The company has been cited as one of the major polluters of Deka River alongside Zimbabwe Power Company (ZPC). The companies are accused of discharging acid mine drainage from old underground mining activities.
Underground mining results in collapse of the overlying rock strata and when mining terminates, the voids in the fractured rock fill with water and decanting occurs from the lowest opening. The water is acidic as a result of its reaction with pyrite in unmined coal and
in the host rocks.
Acid mine drainage is one of the mining’s most serious threats to water. A mine draining acid can devastate rivers, streams, and aquatic life.
Responding to queries on what the company was doing to address the problem during a stakeholders meeting organised by Zanu-PF Hwange District Coordinating Committee last week, HCCL Safety, Health and Environmental Quality manager Mr Butholezwe Dube said the company was working on finding a permanent solution to the Deka pollution.
“Our challenge with coal is acid mine drainage where the No. 1 Old Ground Mine accumulated water over time resulting in some of it escaping through old exploration boreholes. We have among other interventions come up with a wetland system where we grow plants that absorb the chemicals.

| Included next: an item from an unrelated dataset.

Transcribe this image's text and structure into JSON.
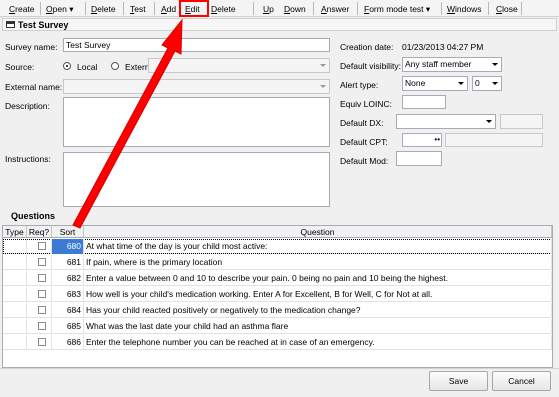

We are also using a neutralisation system of adding lime to reduce the acidity of the water. We accept blame in that we are discharging effluent, we are doing our best to treat the water and have managed to plug the old exploration boreholes save for one problematic one near Zinwa which we are working on addressing.
We are currently exploring a technology of converting this water into drinkable, it is doable but expensive. Countries such as South Africa are doing that to manage the issue and this will help bring a permanent solution to the constant pollution,” said Mr Dube.
He said since their activities had compromised the quality of water for both human and livestock, the coal miner was drilling and rehabilitating boreholes with three having been done in some of the affected areas.
“We have drilled and handed over a borehole while three more will be ready for commissioning before September.”
Environmental Management Agency district environment officer, Mr Nothani Ndlovu said a permanent solution was needed to address the Deka pollution as fining or prosecuting offenders was not enough to deal with the problem.
“The pollution is a concern to us. We have been having that issue over a period of 20 years.
We have direct and indirect sources of effluent but our biggest problem is AMD which are toxic and have a negative impact on the environment. Yes, there have been interventions put in place but there is a major parameter which remains even after treatment such as manganese whose levels are too high downstream. We have issued tickets and orders but we expect them to come up with plan,” he said.
The companies were given up to 14 August to address the raised concerns.